Intimement liés à la Ville de Nice et aux Studios de la Victorine, Léo et Siki Mirkine sont les témoins d’une grande époque du cinéma français.

Né à Kiev, Léo Mirkine est âgé de neuf ans en 1919 lorsqu’il embarque à Odessa avec ses parents qui fuient la Révolution russe à bord du Leopolis, un navire autrichien sous administration italienne. Après avoir transité par Constantinople puis l’Italie, ils arriveront et s’installeront à Nice. Diplômé des Beaux-Arts, il étudie également l’architecture à Paris. Mais il a une passion : la photographie. Il ne tarde pas à se tourner vers le cinéma. Tout d’abord comme assistant décorateur, avant de devenir photographe de plateau en 1932. Cette année-là, au studio de Billancourt, le futur directeur de la photographie Henri Alekan (Les Ailes du désir), un ami d’enfance (ils ont fréquenté le même collège à Nice), vient de débuter comme assistant opérateur. Il lui propose de rejoindre le tournage sur un autre plateau d’Un bœuf sur la langue, de Christian-Jaque qui a besoin d’un photographe. Léo Mirkine démarre sa carrière de photographe de plateau à 22 ans.

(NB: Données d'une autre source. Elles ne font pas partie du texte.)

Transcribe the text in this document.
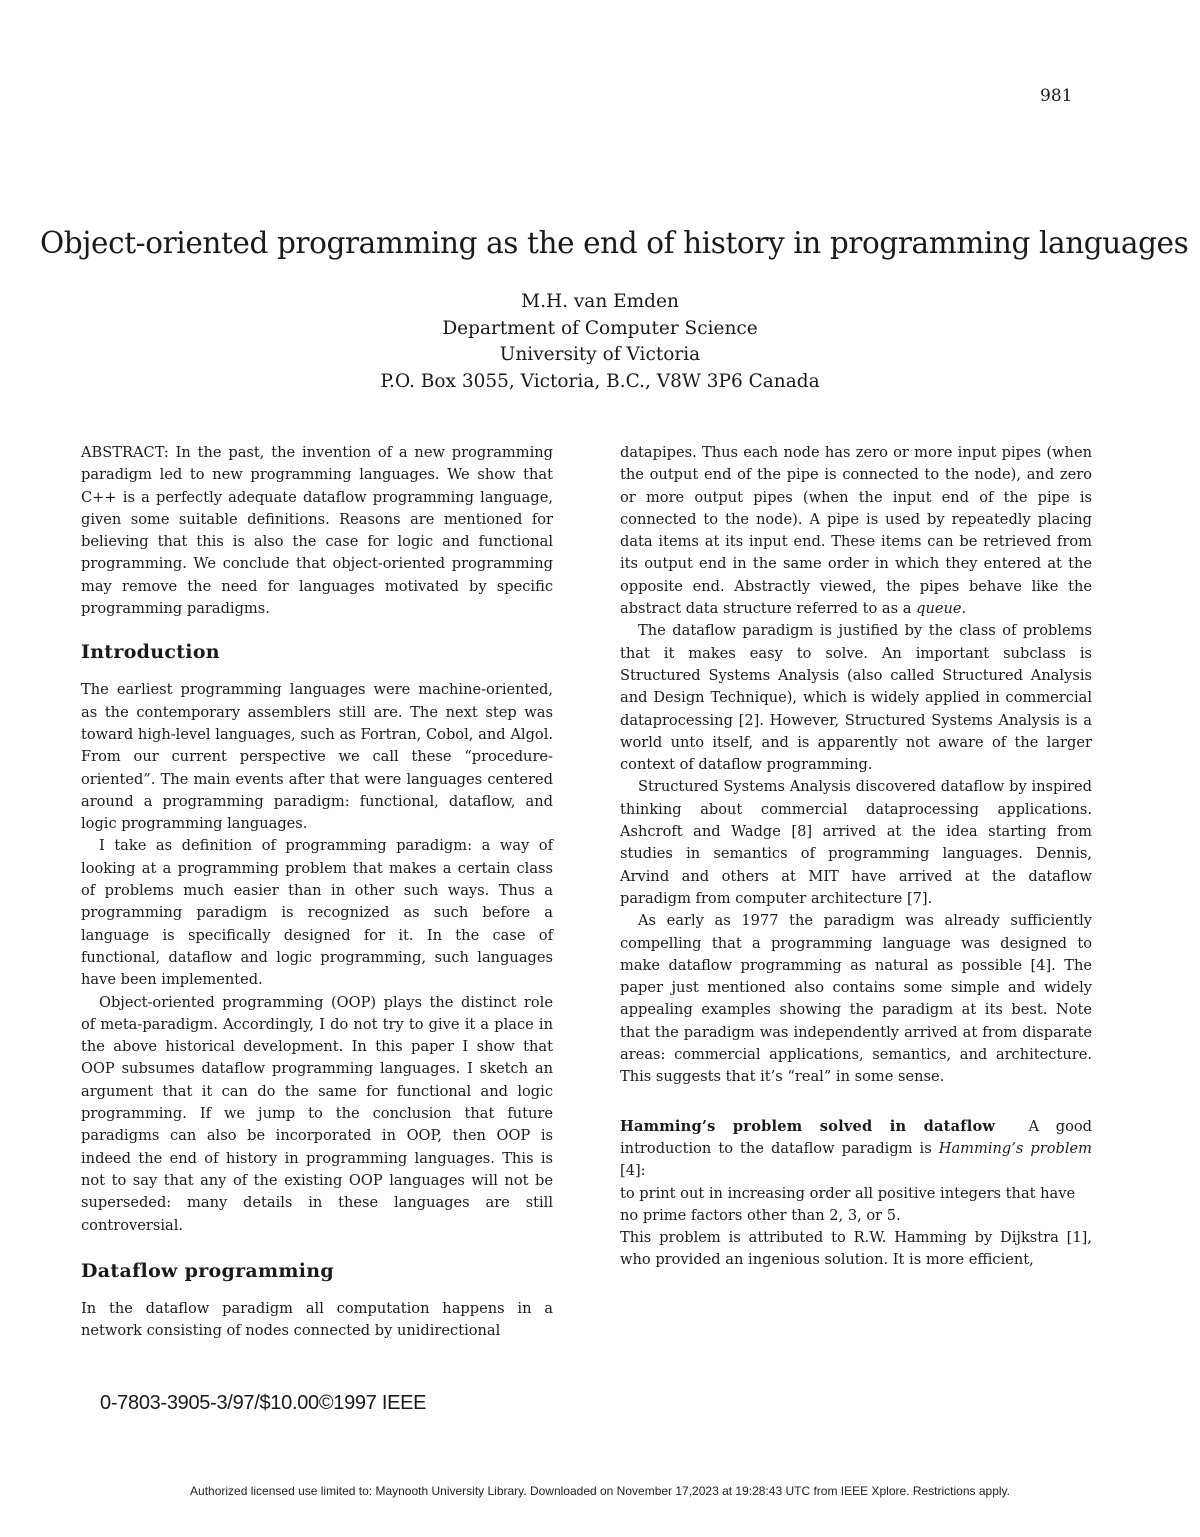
981
Object-oriented programming as the end of history in programming languages
M.H. van Emden
Department of Computer Science
University of Victoria
P.O. Box 3055, Victoria, B.C., V8W 3P6 Canada

ABSTRACT: In the past, the invention of a new programming paradigm led to new programming languages. We show that C++ is a perfectly adequate dataflow programming language, given some suitable definitions. Reasons are mentioned for believing that this is also the case for logic and functional programming. We conclude that object-oriented programming may remove the need for languages motivated by specific programming paradigms.

Introduction

The earliest programming languages were machine-oriented, as the contemporary assemblers still are. The next step was toward high-level languages, such as Fortran, Cobol, and Algol. From our current perspective we call these “procedure-oriented”. The main events after that were languages centered around a programming paradigm: functional, dataflow, and logic programming languages.

I take as definition of programming paradigm: a way of looking at a programming problem that makes a certain class of problems much easier than in other such ways. Thus a programming paradigm is recognized as such before a language is specifically designed for it. In the case of functional, dataflow and logic programming, such languages have been implemented.

Object-oriented programming (OOP) plays the distinct role of meta-paradigm. Accordingly, I do not try to give it a place in the above historical development. In this paper I show that OOP subsumes dataflow programming languages. I sketch an argument that it can do the same for functional and logic programming. If we jump to the conclusion that future paradigms can also be incorporated in OOP, then OOP is indeed the end of history in programming languages. This is not to say that any of the existing OOP languages will not be superseded: many details in these languages are still controversial.

Dataflow programming

In the dataflow paradigm all computation happens in a network consisting of nodes connected by unidirectional

datapipes. Thus each node has zero or more input pipes (when the output end of the pipe is connected to the node), and zero or more output pipes (when the input end of the pipe is connected to the node). A pipe is used by repeatedly placing data items at its input end. These items can be retrieved from its output end in the same order in which they entered at the opposite end. Abstractly viewed, the pipes behave like the abstract data structure referred to as a queue.

The dataflow paradigm is justified by the class of problems that it makes easy to solve. An important subclass is Structured Systems Analysis (also called Structured Analysis and Design Technique), which is widely applied in commercial dataprocessing [2]. However, Structured Systems Analysis is a world unto itself, and is apparently not aware of the larger context of dataflow programming.

Structured Systems Analysis discovered dataflow by inspired thinking about commercial dataprocessing applications. Ashcroft and Wadge [8] arrived at the idea starting from studies in semantics of programming languages. Dennis, Arvind and others at MIT have arrived at the dataflow paradigm from computer architecture [7].

As early as 1977 the paradigm was already sufficiently compelling that a programming language was designed to make dataflow programming as natural as possible [4]. The paper just mentioned also contains some simple and widely appealing examples showing the paradigm at its best. Note that the paradigm was independently arrived at from disparate areas: commercial applications, semantics, and architecture. This suggests that it’s “real” in some sense.

Hamming’s problem solved in dataflow A good introduction to the dataflow paradigm is Hamming’s problem [4]:

to print out in increasing order all positive integers that have no prime factors other than 2, 3, or 5.

This problem is attributed to R.W. Hamming by Dijkstra [1], who provided an ingenious solution. It is more efficient,

0-7803-3905-3/97/$10.00©1997 IEEE
Authorized licensed use limited to: Maynooth University Library. Downloaded on November 17,2023 at 19:28:43 UTC from IEEE Xplore. Restrictions apply.
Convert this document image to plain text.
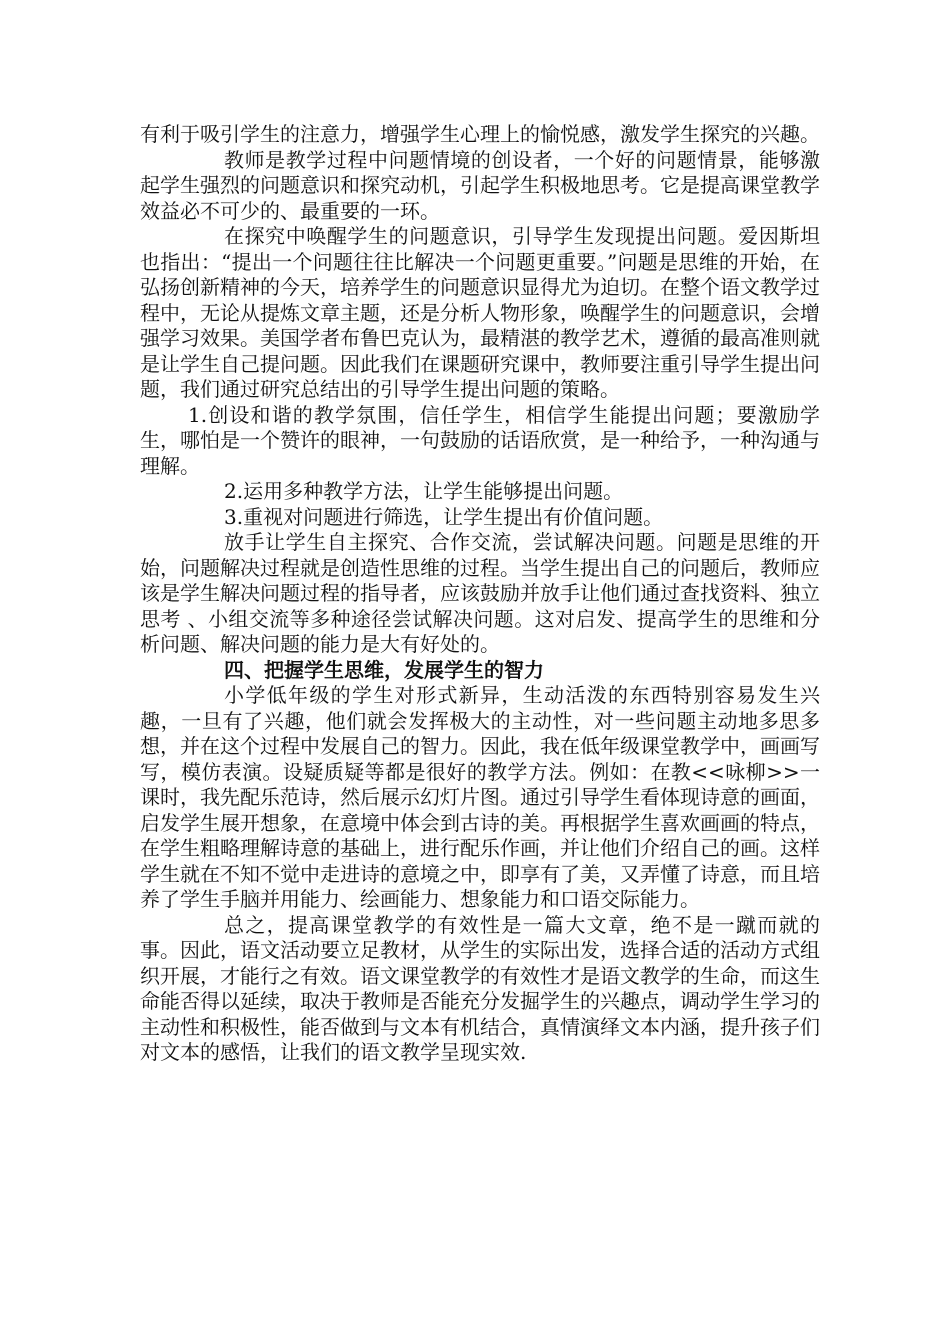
有利于吸引学生的注意力，增强学生心理上的愉悦感，激发学生探究的兴趣。

教师是教学过程中问题情境的创设者，一个好的问题情景，能够激起学生强烈的问题意识和探究动机，引起学生积极地思考。它是提高课堂教学效益必不可少的、最重要的一环。

在探究中唤醒学生的问题意识，引导学生发现提出问题。爱因斯坦也指出：“提出一个问题往往比解决一个问题更重要。”问题是思维的开始，在弘扬创新精神的今天，培养学生的问题意识显得尤为迫切。在整个语文教学过程中，无论从提炼文章主题，还是分析人物形象，唤醒学生的问题意识，会增强学习效果。美国学者布鲁巴克认为，最精湛的教学艺术，遵循的最高准则就是让学生自己提问题。因此我们在课题研究课中，教师要注重引导学生提出问题，我们通过研究总结出的引导学生提出问题的策略。

1.创设和谐的教学氛围，信任学生，相信学生能提出问题；要激励学生，哪怕是一个赞许的眼神，一句鼓励的话语欣赏，是一种给予，一种沟通与理解。

2.运用多种教学方法，让学生能够提出问题。

3.重视对问题进行筛选，让学生提出有价值问题。

放手让学生自主探究、合作交流，尝试解决问题。问题是思维的开始，问题解决过程就是创造性思维的过程。当学生提出自己的问题后，教师应该是学生解决问题过程的指导者，应该鼓励并放手让他们通过查找资料、独立思考 、小组交流等多种途径尝试解决问题。这对启发、提高学生的思维和分析问题、解决问题的能力是大有好处的。

四、把握学生思维，发展学生的智力

小学低年级的学生对形式新异，生动活泼的东西特别容易发生兴趣，一旦有了兴趣，他们就会发挥极大的主动性，对一些问题主动地多思多想，并在这个过程中发展自己的智力。因此，我在低年级课堂教学中，画画写写，模仿表演。设疑质疑等都是很好的教学方法。例如：在教<<咏柳>>一课时，我先配乐范诗，然后展示幻灯片图。通过引导学生看体现诗意的画面，启发学生展开想象，在意境中体会到古诗的美。再根据学生喜欢画画的特点，在学生粗略理解诗意的基础上，进行配乐作画，并让他们介绍自己的画。这样学生就在不知不觉中走进诗的意境之中，即享有了美，又弄懂了诗意，而且培养了学生手脑并用能力、绘画能力、想象能力和口语交际能力。

总之，提高课堂教学的有效性是一篇大文章，绝不是一蹴而就的事。因此，语文活动要立足教材，从学生的实际出发，选择合适的活动方式组织开展，才能行之有效。语文课堂教学的有效性才是语文教学的生命，而这生命能否得以延续，取决于教师是否能充分发掘学生的兴趣点，调动学生学习的主动性和积极性，能否做到与文本有机结合，真情演绎文本内涵，提升孩子们对文本的感悟，让我们的语文教学呈现实效.
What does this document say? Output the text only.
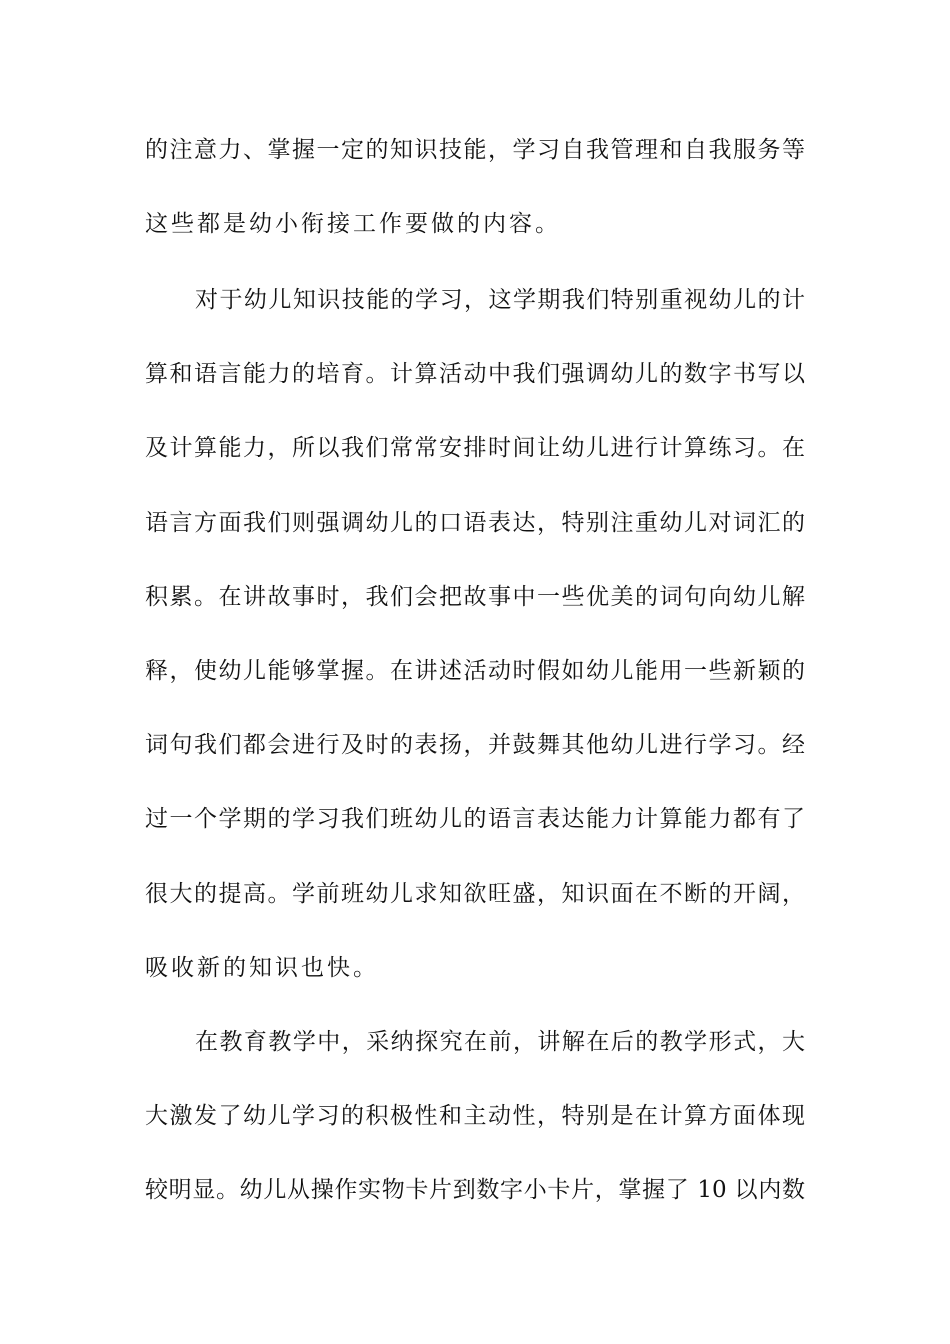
的注意力、掌握一定的知识技能，学习自我管理和自我服务等
这些都是幼小衔接工作要做的内容。
对于幼儿知识技能的学习，这学期我们特别重视幼儿的计
算和语言能力的培育。计算活动中我们强调幼儿的数字书写以
及计算能力，所以我们常常安排时间让幼儿进行计算练习。在
语言方面我们则强调幼儿的口语表达，特别注重幼儿对词汇的
积累。在讲故事时，我们会把故事中一些优美的词句向幼儿解
释，使幼儿能够掌握。在讲述活动时假如幼儿能用一些新颖的
词句我们都会进行及时的表扬，并鼓舞其他幼儿进行学习。经
过一个学期的学习我们班幼儿的语言表达能力计算能力都有了
很大的提高。学前班幼儿求知欲旺盛，知识面在不断的开阔，
吸收新的知识也快。
在教育教学中，采纳探究在前，讲解在后的教学形式，大
大激发了幼儿学习的积极性和主动性，特别是在计算方面体现
较明显。幼儿从操作实物卡片到数字小卡片，掌握了 10 以内数
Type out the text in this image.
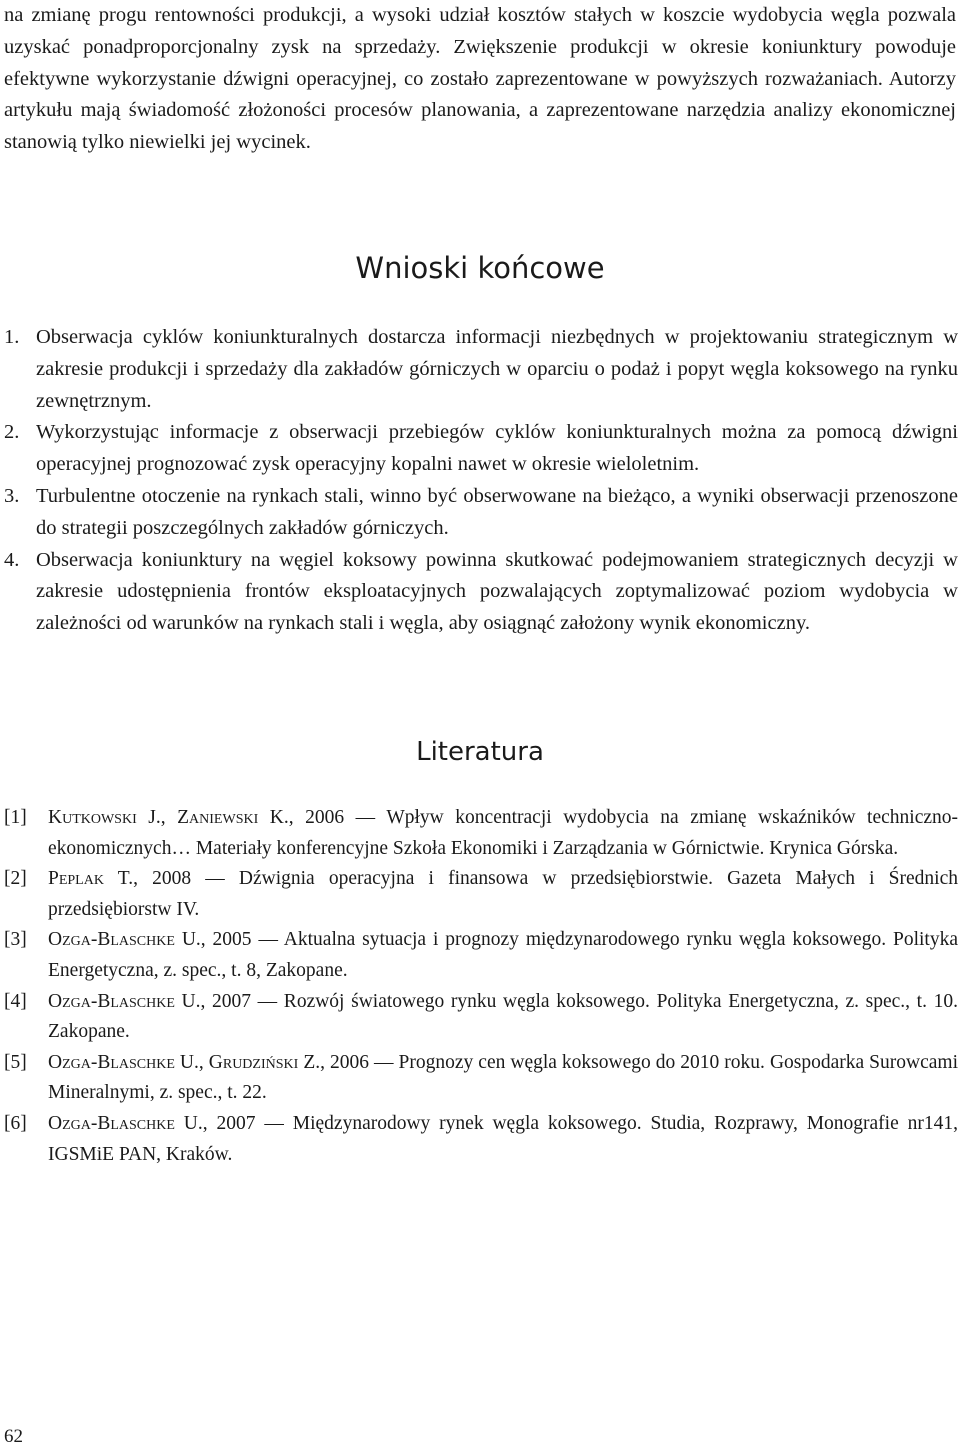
na zmianę progu rentowności produkcji, a wysoki udział kosztów stałych w koszcie wydobycia węgla pozwala uzyskać ponadproporcjonalny zysk na sprzedaży. Zwiększenie produkcji w okresie koniunktury powoduje efektywne wykorzystanie dźwigni operacyjnej, co zostało zaprezentowane w powyższych rozważaniach. Autorzy artykułu mają świadomość złożoności procesów planowania, a zaprezentowane narzędzia analizy ekonomicznej stanowią tylko niewielki jej wycinek.

Wnioski końcowe
1. Obserwacja cyklów koniunkturalnych dostarcza informacji niezbędnych w projektowaniu strategicznym w zakresie produkcji i sprzedaży dla zakładów górniczych w oparciu o podaż i popyt węgla koksowego na rynku zewnętrznym.
2. Wykorzystując informacje z obserwacji przebiegów cyklów koniunkturalnych można za pomocą dźwigni operacyjnej prognozować zysk operacyjny kopalni nawet w okresie wieloletnim.
3. Turbulentne otoczenie na rynkach stali, winno być obserwowane na bieżąco, a wyniki obserwacji przenoszone do strategii poszczególnych zakładów górniczych.
4. Obserwacja koniunktury na węgiel koksowy powinna skutkować podejmowaniem strategicznych decyzji w zakresie udostępnienia frontów eksploatacyjnych pozwalających zoptymalizować poziom wydobycia w zależności od warunków na rynkach stali i węgla, aby osiągnąć założony wynik ekonomiczny.
Literatura
[1] Kutkowski J., Zaniewski K., 2006 — Wpływ koncentracji wydobycia na zmianę wskaźników techniczno-ekonomicznych… Materiały konferencyjne Szkoła Ekonomiki i Zarządzania w Górnictwie. Krynica Górska.
[2] Peplak T., 2008 — Dźwignia operacyjna i finansowa w przedsiębiorstwie. Gazeta Małych i Średnich przedsiębiorstw IV.
[3] Ozga-Blaschke U., 2005 — Aktualna sytuacja i prognozy międzynarodowego rynku węgla koksowego. Polityka Energetyczna, z. spec., t. 8, Zakopane.
[4] Ozga-Blaschke U., 2007 — Rozwój światowego rynku węgla koksowego. Polityka Energetyczna, z. spec., t. 10. Zakopane.
[5] Ozga-Blaschke U., Grudziński Z., 2006 — Prognozy cen węgla koksowego do 2010 roku. Gospodarka Surowcami Mineralnymi, z. spec., t. 22.
[6] Ozga-Blaschke U., 2007 — Międzynarodowy rynek węgla koksowego. Studia, Rozprawy, Monografie nr141, IGSMiE PAN, Kraków.
62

« L’œil rivé à l’objectif, chasseur d’un temps en suspension, acrobate précaire sur son fil d’acier pour qui chaque tournage est un nouveau défi. Il faut une parfaite stabilité pour capter l’éphémère avec virtuosité.
Cette virtuosité, Léo en dispose. Son charisme, son coup d’œil précis et singulier, sa façon originale de construire les clichés, sa capacité d’adaptation et par-dessus tout, son attention sincère à l’autre, font de lui un partenaire efficace et apprécié.
Rapidement, son savoir-faire et son aisance naturelle vont lui acquérir la confiance des acteurs, des équipes techniques et des réalisateurs qu’il côtoie. » (Stéphane Mirkine – Mirkine par Mirkine : photographes de cinéma)
En 1940, il ouvre un studio à Nice, « Tout pour le Cinéma et la Photo », alternant les reportages, portraits et incursions sur les plateaux voisins des Studios de la Victorine. Pendant la Seconde Guerre mondiale, il rejoint la Résistance dès le début. Il facilite l’évasion de pilotes alliés et fait de son studio une boite aux lettres pour les mouvements de résistance, où sont réalisés photos d’identité et faux papiers.

En 1946, sa carrière prend une autre dimension avec le 1er Festival de Cannes (qui aurait du se tenir en 1939). Il va en assurer la couverture jusqu’en 1982 et largement contribuer à l’essor de ce nouveau rendez-vous mondial du cinéma. Comme c’était le cas avant-guerre, les magazines et les revues spécialisées continuent de se disputer ses clichés, mais maintenant ce sont aussi les délégations étrangères et les studios américains, comme Century Fox, Columbia, United Artists ou Warner Bros, qui le sollicitent. Pour la Télévision Française, associé avec Stellio Lorenzi, il tourne chaque jour un reportage qui est diffusé quotidiennement lors du journal télévisé.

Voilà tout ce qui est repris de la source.